No que diz respeito a estilos, o ponto fulcral deverá estar quase totalmente dependente da evolução das taxas de juro. Um cenário de subida de taxas deverá levar a um outperformance de value, o que beneficiará a Europa face aos EUA devido ao seu pendor mais value e cíclico. Por outro lado, uma eventual correção dos ativos de risco e/ou manutenção do atual regime de taxas de juro baixas poderá continuar a beneficiar o cariz mais tecnológico/growth dos EUA.

As valorizações relativamente atrativas dos mercados emergentes vão ao encontro dos riscos para a classe de ativos e da reduzida exposição dos investidores a estes mercados. Não obstante, possíveis surpresas positivas em matéria de crescimento, a normalização da inflação, uma postura branda dos bancos centrais e a estabilização dos riscos relacionados com a China poderão contribuir para um desempenho superior deste segmento.

Mercados obrigacionistas

À semelhança do que aconteceu em 2021, pensamos que o próximo ano será novamente de muita volatilidade para a generalidade dos mercados obrigacionistas.

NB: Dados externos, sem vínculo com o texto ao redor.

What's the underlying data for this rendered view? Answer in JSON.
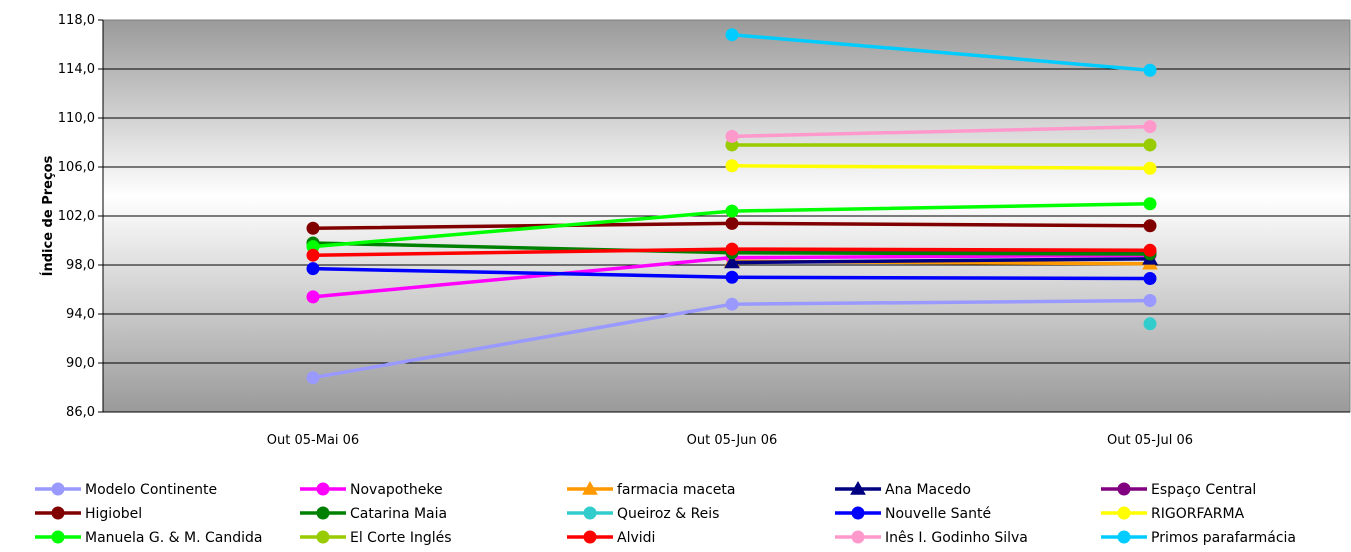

As taxas core deverão evidenciar uma tendência de subida, principalmente via taxas reais, embora o trajeto possa não ser linear. Os principais riscos que identificamos para 2022 poderão servir de travão para uma subida muito expressiva, sendo também de destacar o excesso de liquidez como fator para uma procura crescente à medida que as taxas venham a subir, limitando assim uma subida de taxas muito agressiva. Neste cenário, continuamos a privilegiar níveis reduzidos de sensibilidade a flutuações nas taxas de juro.

Ao nível da dívida governamental europeia, pensamos que Itália e Grécia têm condições para fazer outperformance face ao restante mercado, devendo continuar a contar com o suporte das compras do BCE, mesmo após o término do PEPP.

A inflação deverá convergir para níveis controlados e, por isso, a capacidade das emissões inflation linked repetirem o outperformance deste ano estará bem mais limitada.

Existe o claro risco do aumento de taxas de juro originar um alargamento de spreads, o que seria particularmente penalizador para crédito investment grade, embora a continuada procura por yield venha a limitar esse cenário. Estamos especialmente construtivos para alguns segmentos específicos tais como subordinadas e híbridas, face ao acréscimo de yield e ao reduzido risco de perdas de capital.